Media ignores AOC’s mix-up of two famous economists

Wednesday's Example of Media Bias   —   Posted on February 12, 2020

Compiled from reports by Bill Bostock at Business Insider and John Gage at Washington Examiner:
Rep. Alexandria Ocasio-Cortez of New York confused two of history’s best-known economists who are on opposite ends of economic theory on Friday.

“I was just reading today about how Milton Keynes, a famous economist back in the day, predicted that by 2030 US GDP would grow six to eight times what it is, which would allow for everyday people to work 15 hours a week,” Ocasio-Cortez said on her Instagram Story while discussing the benefits of a four-day workweek with her Instagram followers.

 

The prediction Ocasio-Cortez mentioned was the work of John Maynard Keynes, a 20th-century British economist, not US economist Milton Friedman.

Ocasio-Cortez, 30, then said that Keynes was not entirely wrong because technology and GDP “have advanced wildly since the 1960s” but that wealth inequality has kept people from experiencing a shorter workweek.

The freshman congresswoman later clarified that she had mistaken Milton Friedman with Keynes, posting an edited screenshot of the video saying it was a typo.

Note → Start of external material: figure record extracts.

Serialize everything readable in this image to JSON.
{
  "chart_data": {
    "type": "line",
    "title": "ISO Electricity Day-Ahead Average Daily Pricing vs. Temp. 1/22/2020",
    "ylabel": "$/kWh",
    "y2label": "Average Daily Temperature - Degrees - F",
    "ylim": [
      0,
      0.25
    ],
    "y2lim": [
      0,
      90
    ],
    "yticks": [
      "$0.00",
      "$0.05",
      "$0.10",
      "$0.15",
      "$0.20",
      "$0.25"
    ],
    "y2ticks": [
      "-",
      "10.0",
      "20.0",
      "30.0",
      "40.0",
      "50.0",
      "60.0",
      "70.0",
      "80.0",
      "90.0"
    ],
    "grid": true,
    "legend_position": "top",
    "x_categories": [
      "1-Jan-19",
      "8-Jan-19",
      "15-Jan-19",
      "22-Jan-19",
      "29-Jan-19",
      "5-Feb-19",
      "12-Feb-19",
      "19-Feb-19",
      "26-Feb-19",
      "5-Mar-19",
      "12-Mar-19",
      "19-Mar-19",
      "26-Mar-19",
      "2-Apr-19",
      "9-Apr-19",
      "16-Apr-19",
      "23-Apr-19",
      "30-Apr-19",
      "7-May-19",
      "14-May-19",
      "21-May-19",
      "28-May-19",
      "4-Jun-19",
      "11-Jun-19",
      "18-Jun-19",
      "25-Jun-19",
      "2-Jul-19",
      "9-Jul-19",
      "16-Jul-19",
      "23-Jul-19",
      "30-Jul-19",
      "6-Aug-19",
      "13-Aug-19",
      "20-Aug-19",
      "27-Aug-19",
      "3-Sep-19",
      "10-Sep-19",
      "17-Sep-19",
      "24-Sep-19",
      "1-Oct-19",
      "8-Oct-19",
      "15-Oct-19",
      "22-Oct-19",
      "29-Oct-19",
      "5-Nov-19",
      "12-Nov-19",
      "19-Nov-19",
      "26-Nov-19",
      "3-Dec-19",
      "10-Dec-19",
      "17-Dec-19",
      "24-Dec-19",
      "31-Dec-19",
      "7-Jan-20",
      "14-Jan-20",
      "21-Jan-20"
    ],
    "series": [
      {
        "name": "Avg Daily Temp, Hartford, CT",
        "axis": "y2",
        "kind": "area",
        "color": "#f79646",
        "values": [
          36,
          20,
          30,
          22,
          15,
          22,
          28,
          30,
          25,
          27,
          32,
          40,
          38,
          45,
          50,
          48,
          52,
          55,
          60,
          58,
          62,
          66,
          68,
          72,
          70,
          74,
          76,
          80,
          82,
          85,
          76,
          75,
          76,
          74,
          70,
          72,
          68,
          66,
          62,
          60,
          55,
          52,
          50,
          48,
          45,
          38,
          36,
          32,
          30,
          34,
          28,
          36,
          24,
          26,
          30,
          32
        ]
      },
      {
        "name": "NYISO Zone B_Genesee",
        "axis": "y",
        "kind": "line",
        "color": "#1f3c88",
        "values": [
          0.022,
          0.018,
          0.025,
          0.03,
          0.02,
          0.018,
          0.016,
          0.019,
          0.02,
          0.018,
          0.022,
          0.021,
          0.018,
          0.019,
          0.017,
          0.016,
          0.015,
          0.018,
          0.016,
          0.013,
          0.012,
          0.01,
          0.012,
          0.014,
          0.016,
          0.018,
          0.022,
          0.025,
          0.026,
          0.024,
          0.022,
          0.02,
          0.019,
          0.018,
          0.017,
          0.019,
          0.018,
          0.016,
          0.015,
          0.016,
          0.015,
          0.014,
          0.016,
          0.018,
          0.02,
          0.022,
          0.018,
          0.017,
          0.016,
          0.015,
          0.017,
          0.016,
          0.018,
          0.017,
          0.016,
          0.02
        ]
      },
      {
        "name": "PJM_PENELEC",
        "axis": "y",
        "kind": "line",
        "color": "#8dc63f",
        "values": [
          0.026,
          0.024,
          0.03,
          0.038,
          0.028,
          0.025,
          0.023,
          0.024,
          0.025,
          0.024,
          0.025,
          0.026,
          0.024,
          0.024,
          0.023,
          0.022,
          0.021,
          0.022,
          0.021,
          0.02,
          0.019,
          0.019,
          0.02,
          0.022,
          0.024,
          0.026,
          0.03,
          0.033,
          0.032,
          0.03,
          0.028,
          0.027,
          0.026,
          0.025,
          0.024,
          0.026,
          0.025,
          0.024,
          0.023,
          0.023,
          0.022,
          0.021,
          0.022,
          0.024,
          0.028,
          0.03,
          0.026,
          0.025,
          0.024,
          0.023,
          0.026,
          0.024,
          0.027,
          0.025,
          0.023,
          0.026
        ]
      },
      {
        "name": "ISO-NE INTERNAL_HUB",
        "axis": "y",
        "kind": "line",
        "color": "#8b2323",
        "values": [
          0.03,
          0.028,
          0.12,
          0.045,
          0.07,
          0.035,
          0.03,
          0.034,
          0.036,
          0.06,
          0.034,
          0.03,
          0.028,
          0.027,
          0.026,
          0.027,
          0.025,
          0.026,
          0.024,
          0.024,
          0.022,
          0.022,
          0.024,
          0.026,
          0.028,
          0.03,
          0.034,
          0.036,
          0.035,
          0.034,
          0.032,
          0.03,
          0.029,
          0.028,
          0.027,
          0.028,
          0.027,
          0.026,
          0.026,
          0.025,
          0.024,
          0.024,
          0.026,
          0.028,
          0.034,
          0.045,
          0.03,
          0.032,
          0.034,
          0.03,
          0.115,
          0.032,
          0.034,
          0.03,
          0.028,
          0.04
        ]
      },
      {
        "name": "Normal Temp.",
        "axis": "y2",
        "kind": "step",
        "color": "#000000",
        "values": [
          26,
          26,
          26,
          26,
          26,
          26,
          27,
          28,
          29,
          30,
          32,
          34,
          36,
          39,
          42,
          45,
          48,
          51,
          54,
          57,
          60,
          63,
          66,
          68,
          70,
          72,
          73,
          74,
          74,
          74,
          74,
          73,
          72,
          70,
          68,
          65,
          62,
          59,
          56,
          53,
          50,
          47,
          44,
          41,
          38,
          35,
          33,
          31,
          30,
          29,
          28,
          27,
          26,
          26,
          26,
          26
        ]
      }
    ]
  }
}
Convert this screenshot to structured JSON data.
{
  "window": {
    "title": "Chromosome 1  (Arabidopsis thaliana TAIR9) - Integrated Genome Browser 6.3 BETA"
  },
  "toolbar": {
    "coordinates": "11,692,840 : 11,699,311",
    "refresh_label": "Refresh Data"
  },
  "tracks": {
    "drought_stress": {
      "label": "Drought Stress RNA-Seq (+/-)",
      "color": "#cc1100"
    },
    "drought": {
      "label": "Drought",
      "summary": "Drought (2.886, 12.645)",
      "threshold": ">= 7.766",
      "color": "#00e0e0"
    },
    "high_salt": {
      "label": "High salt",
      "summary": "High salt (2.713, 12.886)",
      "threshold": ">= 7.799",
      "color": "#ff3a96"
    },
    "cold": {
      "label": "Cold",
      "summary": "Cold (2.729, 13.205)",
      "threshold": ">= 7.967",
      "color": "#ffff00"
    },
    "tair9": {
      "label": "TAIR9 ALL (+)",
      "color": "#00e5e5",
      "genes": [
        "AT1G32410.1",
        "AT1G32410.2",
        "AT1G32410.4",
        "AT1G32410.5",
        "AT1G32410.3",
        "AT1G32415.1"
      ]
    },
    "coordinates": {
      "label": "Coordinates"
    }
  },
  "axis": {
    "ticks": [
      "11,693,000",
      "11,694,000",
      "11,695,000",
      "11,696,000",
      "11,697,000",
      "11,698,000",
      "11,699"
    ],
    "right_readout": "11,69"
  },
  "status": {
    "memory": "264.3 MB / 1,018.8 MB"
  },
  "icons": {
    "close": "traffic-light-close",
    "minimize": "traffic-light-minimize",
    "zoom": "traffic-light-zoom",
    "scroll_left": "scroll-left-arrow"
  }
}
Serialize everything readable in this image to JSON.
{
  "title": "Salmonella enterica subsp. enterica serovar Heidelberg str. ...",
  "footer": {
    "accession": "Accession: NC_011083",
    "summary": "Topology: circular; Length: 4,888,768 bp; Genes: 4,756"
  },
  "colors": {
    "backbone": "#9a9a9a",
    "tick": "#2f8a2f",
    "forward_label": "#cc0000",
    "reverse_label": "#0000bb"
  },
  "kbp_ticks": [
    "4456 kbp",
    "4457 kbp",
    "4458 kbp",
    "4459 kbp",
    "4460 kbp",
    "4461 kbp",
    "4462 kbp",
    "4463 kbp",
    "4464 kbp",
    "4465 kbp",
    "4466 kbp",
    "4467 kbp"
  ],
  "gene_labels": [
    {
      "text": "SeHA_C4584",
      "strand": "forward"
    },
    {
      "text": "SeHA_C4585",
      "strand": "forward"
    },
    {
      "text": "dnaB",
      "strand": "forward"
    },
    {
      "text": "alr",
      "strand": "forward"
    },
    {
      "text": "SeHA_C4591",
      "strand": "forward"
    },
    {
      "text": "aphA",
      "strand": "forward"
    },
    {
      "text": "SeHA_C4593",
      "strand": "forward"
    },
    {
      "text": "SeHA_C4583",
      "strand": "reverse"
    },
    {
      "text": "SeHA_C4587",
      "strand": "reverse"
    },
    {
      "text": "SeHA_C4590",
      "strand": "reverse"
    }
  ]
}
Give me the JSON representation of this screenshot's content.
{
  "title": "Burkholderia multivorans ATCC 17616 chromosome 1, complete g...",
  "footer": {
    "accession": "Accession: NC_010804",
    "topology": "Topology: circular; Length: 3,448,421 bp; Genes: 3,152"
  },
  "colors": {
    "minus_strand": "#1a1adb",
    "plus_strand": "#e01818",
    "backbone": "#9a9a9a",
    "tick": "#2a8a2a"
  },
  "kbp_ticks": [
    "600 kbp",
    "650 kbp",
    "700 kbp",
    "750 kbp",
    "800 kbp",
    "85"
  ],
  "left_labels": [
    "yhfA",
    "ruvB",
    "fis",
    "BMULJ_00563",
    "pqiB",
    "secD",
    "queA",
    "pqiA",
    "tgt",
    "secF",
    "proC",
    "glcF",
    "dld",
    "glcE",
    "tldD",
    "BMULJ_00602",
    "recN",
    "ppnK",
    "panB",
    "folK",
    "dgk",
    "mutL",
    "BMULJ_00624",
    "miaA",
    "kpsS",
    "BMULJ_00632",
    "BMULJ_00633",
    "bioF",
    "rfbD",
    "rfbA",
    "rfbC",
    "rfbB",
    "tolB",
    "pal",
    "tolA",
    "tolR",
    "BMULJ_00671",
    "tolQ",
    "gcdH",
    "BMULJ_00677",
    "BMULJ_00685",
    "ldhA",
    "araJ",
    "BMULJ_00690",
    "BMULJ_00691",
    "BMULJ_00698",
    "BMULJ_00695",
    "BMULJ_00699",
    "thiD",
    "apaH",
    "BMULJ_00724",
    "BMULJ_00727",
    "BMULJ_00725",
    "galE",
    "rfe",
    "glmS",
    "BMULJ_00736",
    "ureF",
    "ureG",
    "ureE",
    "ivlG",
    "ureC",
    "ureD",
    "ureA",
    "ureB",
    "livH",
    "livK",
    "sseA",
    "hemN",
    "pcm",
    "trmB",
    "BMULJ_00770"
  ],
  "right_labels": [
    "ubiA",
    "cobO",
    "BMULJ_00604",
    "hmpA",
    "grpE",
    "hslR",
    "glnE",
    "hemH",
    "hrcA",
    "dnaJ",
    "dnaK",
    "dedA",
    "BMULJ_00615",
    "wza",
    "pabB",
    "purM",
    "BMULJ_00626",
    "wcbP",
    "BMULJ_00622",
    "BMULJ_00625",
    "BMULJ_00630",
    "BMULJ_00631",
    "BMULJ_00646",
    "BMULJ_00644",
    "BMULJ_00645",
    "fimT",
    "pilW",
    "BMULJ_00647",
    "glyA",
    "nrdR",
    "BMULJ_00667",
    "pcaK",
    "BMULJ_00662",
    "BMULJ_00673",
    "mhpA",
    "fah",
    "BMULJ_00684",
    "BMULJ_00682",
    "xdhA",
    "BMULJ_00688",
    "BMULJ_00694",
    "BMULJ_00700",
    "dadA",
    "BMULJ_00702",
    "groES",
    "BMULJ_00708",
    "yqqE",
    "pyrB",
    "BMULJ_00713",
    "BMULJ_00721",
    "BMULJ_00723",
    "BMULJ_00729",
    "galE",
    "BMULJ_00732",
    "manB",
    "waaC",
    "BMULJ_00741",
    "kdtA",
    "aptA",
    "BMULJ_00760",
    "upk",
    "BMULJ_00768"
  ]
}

“UGGGH TYPO. It’s John Maynard Keynes. Mixed his name with Milton Friedman — a (very) different economist,” she said.

Ocasio-Cortez, a Democratic-socialist, has a degree in economics from Boston University and pointed this out while campaiging for office (which she won in November 2018):

 

Milton Friedman was a staunch free market economist, while John Maynard Keynes advanced the theory that government spending contributed toward economic growth.  

Representative Ocasio-Cortez is on the House Committee on Financial Services, and on the Subcommittee on Consumer Protection and Financial Institutions and the Subcommittee on Investor Protection, Entrepreneurship and Capital Markets.

Rep. Ocasio-Cortez (AOC) is probably the most well-known congresswoman currently serving in the House of Representatives.  She advocates for Medicare for All and a $15 minimum wage.